This lyric drama takes place in the bedroom of a woman we know simply as "Elle". The room that scenic designer Allen Moyer gives her is supremely elegant-in one of those beautiful grand apartment buildings with which George-Eugène Hausmann blessed Paris in his redesign of the city in the latter 19th century. There's a large bed, a skirted dressing table, a chaise longue. There's crown moulding. There's picture-frame wainscotting on the walls. It's a stunningly beautiful room.
And it's all gray. A lovely, soft, faintly glossy, monochromatic gray. It's the gray of solitude. It's the gray of depression.
Large casement windows give us a view of another fine building-or perhaps another wing of this one. We are in Paris. It is evening. A cool, perhaps misty evening.
"Elle" appears. (May I call her "She"? "Elle" is not her name; it's simply what she is.)
So, for Anglophones, "She" appears. She wears black-a black peignoir, a black robe. It's visually striking against the soft gray room. I think she is already in mourning.

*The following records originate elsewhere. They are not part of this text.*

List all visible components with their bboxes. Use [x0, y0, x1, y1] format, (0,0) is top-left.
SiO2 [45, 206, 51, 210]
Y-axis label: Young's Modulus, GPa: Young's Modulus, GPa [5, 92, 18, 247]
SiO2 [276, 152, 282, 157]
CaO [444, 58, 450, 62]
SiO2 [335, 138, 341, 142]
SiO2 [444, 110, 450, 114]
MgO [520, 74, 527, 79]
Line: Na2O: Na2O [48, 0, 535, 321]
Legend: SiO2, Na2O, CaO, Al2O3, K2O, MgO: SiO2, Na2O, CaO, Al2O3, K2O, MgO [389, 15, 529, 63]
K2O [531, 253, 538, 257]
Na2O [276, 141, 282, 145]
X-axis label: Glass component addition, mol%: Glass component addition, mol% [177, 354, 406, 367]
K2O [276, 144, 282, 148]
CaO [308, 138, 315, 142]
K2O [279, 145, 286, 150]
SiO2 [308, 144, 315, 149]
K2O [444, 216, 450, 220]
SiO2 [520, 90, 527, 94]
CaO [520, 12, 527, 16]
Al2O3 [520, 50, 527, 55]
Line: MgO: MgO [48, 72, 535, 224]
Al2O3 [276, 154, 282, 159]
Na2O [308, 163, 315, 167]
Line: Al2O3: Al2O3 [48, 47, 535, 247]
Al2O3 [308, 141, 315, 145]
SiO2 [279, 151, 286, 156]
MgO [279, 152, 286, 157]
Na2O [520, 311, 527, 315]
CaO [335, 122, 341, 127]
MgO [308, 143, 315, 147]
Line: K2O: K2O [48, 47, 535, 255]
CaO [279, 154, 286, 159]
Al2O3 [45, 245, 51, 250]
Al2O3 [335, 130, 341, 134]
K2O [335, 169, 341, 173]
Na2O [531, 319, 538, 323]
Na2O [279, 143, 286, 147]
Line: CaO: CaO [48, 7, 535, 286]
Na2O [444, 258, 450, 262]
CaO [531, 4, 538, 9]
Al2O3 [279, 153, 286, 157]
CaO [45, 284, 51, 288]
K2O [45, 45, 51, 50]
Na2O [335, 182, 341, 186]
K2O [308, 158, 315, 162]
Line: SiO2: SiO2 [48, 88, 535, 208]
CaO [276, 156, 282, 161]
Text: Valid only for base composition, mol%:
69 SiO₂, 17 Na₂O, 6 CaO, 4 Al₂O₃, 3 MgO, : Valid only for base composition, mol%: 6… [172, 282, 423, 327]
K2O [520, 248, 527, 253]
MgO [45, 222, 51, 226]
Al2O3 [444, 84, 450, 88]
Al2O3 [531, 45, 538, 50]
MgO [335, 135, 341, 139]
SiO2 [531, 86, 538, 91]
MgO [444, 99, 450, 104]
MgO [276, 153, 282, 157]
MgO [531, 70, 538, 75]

She is dispondant, clearly. She goes to the large window, opens it, steps up onto the sill. (Will she jump? Is this going to be a really short opera? Ah, no.) The phone rings. She steps down.
"Allô? Allô?"
Now that telephone is a beauty, one of those elegant gold-and-ivory things that sleeps in it's gold cradle. It has a wonderfully long cord. It's a major character in this drama. And it gives the poor lady such frustrations.
It is her ex-lover on the line. She's been waiting for this call. The love affair is over. He knows that. We know that. But She is still in deep denial. He's really called just to arrange for the return of all his love letters. But she continues to insist on how much she loves him.
She lies to him. (No, she did not take too many sleeping pills.) Then confesses that yes, she did, but was saved by her friend Martha. She promises not to lie, then lies again.
There are interruptions. The line fails. She calls his home only to have the butler tell her "Master is not in." (Where is he? Is he with her?) He calls again. Some stranger repeatedly breaks in on the party line. Frustrations!
Through all this Patricia Racette shows such mastery-musically and dramatically. What a voice! It's a joy to hear.
After a while one tends to feel that She should just pull herself together and accept the situation. Such moaning! This is one high-maintenance girl-friend! But that mirror at her dressing table, those huge panels of mirror over the fire-place. Her face is ever before her. There's no way that She can avoid the doom of aging. She is, inescapably, une femme d'un age certain. And she's losing her man to a younger woman. The lens of pathos focuses to a burning point when, learning that he's taking his new love to Marseille, she begs him not to take her to "our little hotel".
In lieu of orchestra, Ms. Racette is accompanied by Sun Ha Yoon on piano. Hers is another heroic performance, as she musically undergirds all the emotion and drama of the story. Now Poulenc never in his life authorized a piano version of this work. He said that "the entire work must bathe itself in the largest orchestral sensuality."
Granted, the piano version does enhance the intimacy of this very intimate opera. But at what cost? The orchestral version is like a fine film score. (Perhaps a Hitchcock?) It follows and amplifies the emotional topography. It's filled with stressful dissonances and with the sweeping strings of romantic memory. That xylophone makes the telephone so real.
But this Opera Theatre production is still an evening not to be missed.
LA VOIX HUMAINE, by Francis Poulenc, with libretto by Jean Cocteau, plays again on June 20 at the Opera Theatre of Saint Louis.